狼煙
どの程度通じているのかは怪しいが、少なくとも阿珠は碧天にすっかり頼り切っている。阿珠の『匂い』はやや甘ったるい。よく熟れた芒果のようだ。
残りの三頭は張とその仲間が連れてきた牛だったらしい。それを残していったところから考えると、そう遠くには行けない。遠くに行くつもりがないのか。それなりに物資を持ち出した様子杜と衛たちとは違うようだ。
安心したのか、まどろみ始めた阿珠の姿を横目に、蘇順は声を潜めた。「張は戻ってきそうね。どうするの?」
「それだけが理由ではないが、ここを離れて団徳に戻ったほうがいい」碧天は阿珠を毛布の上に寝かせて立ち上がった。「白さんは回復したようだけど、油断はできない。この子は長期間の療養が必要だ。張が戻ってくるなら、尚更だ」「待ち伏せしているかも」「可能性はある。ここでゆっくりすればするほど、罠を仕掛けるのも容易になる。幸い牛がいるし、ここまでそれほど遠い道のりじゃなかった。準備ができ次第、発とう」
白たちには土地勘があるので、大体の方向がわかる。この辺りに来たことはなかったとは言え、そう迷うことはないはずだ。燃料として少しの薪と、水、二食分ほどの食料もあれば、道中必要な物資は足りる。
「狼煙を上げたい。何か持ってないか?」三人で荷物を牛に載せていると、碧天が言い出した。「私は火薬を使っていたんだが、今朝使ってしまったから」
辺境では狼煙の上げ方を知らぬ者はいない。離れたところにいる者に連絡を取る手段が限られているからだ。特に緊急時はこれ以外にあり得ないといっていい。だから幼い頃に大人に教えられるし、ことあるごとに練習させられる。そして火打石と火打金、火口を携帯することを約束させられる。火口の好みは様々で、白は松葉を細かく切った物、蘇順は松奇茸を砕いた物を持ち歩いている。中には牛の糞を乾燥させて携帯する者もいる。「けど、他にないわけじゃないんだから、糞を懐に入れるのはねえ」と言う蘇順に、火薬を持ち歩いていても、火打石と火打金を持ち歩いていない碧天は感心する。一応自分の帯の金具や飾りの石が火打に使えることは知っていても、実際に使ったことはない。

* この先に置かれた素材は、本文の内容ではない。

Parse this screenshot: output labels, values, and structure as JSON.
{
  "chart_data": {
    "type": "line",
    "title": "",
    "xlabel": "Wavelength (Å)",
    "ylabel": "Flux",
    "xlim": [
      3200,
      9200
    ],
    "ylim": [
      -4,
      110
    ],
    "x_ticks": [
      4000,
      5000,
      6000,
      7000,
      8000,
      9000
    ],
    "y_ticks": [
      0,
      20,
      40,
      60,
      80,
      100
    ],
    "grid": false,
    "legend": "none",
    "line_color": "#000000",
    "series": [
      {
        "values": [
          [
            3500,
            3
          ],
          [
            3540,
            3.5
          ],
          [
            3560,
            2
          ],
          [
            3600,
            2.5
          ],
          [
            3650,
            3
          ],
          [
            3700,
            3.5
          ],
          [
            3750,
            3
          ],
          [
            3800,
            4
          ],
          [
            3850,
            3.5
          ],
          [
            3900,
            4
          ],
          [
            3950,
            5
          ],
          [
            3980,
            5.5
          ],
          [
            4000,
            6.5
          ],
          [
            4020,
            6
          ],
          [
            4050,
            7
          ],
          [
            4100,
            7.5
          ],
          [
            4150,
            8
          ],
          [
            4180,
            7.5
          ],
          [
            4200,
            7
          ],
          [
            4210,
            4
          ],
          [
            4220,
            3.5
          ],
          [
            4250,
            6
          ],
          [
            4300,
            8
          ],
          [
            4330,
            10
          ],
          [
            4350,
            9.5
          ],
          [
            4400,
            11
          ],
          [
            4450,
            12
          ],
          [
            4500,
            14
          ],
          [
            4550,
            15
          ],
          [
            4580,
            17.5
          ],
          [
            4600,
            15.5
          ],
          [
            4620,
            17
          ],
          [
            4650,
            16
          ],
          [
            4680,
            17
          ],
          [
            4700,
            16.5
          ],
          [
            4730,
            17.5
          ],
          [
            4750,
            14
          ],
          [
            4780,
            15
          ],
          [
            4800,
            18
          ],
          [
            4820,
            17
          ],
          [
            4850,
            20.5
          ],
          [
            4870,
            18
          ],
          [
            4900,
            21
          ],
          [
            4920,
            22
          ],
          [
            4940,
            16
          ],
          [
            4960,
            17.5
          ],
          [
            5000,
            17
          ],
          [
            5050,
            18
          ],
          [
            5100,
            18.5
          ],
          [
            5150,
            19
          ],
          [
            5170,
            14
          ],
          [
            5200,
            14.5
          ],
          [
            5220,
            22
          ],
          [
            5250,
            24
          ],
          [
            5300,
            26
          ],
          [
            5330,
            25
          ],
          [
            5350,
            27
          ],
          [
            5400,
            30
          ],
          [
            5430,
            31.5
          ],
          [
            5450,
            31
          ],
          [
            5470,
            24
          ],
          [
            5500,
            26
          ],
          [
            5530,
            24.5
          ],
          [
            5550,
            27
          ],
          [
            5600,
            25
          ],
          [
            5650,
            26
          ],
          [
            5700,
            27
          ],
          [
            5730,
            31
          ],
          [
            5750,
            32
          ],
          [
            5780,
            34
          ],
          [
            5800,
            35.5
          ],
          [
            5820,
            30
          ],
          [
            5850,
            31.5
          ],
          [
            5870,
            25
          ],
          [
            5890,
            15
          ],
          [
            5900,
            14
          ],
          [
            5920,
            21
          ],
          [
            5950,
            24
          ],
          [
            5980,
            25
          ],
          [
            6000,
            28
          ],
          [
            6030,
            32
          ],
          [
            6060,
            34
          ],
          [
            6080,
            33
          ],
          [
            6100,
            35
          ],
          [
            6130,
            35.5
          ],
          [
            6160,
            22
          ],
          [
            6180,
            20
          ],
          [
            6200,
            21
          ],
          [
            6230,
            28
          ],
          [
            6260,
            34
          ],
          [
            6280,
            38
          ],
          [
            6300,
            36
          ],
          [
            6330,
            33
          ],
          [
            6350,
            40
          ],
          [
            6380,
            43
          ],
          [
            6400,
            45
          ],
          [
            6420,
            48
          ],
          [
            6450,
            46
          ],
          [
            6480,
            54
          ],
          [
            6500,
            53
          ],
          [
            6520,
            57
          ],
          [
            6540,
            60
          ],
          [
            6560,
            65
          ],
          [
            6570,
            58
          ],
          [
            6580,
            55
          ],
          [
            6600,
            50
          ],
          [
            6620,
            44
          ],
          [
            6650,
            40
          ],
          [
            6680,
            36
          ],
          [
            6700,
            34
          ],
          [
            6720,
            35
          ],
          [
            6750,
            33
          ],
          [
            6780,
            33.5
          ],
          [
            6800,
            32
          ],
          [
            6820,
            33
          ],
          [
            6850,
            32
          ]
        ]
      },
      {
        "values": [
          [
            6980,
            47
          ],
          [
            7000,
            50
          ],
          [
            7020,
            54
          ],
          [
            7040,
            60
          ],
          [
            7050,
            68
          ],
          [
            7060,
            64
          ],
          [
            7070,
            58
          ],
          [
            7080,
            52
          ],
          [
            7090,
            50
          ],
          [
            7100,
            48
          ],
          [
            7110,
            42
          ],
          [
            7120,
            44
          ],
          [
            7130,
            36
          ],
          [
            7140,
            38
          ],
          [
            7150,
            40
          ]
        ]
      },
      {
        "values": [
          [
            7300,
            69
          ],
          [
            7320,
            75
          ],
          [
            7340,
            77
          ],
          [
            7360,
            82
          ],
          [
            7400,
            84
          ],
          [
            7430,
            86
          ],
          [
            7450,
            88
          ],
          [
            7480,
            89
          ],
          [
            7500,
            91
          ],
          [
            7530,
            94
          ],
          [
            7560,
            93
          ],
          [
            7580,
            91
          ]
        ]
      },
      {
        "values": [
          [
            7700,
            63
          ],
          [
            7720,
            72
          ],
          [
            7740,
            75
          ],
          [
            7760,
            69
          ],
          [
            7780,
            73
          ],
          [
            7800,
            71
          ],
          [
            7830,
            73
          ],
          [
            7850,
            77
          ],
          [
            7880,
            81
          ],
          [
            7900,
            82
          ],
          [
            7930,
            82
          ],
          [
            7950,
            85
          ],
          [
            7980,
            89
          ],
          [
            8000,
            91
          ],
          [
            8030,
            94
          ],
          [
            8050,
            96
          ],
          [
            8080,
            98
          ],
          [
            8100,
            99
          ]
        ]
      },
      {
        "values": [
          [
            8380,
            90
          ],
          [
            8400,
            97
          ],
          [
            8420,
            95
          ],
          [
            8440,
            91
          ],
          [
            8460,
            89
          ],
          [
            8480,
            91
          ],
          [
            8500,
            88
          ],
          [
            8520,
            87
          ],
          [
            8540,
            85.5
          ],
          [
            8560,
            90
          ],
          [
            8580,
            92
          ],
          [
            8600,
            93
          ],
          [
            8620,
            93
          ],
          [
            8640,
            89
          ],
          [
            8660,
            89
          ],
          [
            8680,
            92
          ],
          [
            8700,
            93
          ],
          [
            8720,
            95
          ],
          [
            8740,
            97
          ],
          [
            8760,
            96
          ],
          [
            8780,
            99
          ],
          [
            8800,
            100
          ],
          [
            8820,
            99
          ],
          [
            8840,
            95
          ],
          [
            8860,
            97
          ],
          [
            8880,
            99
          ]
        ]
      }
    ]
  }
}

結局白が荷造りと牛の準備をし、狼煙を焚くのは蘇順の役目になった。「白さんは牛飼だから」と碧天が決めた。
蘇順は家畜小屋に保管されていた薪のうち、なるべく細かい枝を選び、雪をどけた地面に積む。火打ちをする傍に、太い薪の束を持って、碧天がやってくる。
枝の横の地面に、布に包んだ松奇茸を置き、結び目を解いた。布も一緒に燃やしてしまうので粗末なものだ。そういう包みを二つ、火打石と火打金と一緒に自分で織り、刺繍した巾着に入れていた。慣れた手つきで火花を飛ばす蘇順を尻目に、碧天はその巾着を手に取って眺めた。
「気に入った?同じようなものを作ってあげてもいいわよ、お金はもらうけど」二三度、打ち合わせただけで、火花が散り、蘇順は地面に屈みこんでそっと息を吹きかける。
「蘇順さん、団徳に帰る気なんですか」と碧天の言葉が、蘇順の上から落ちてきた。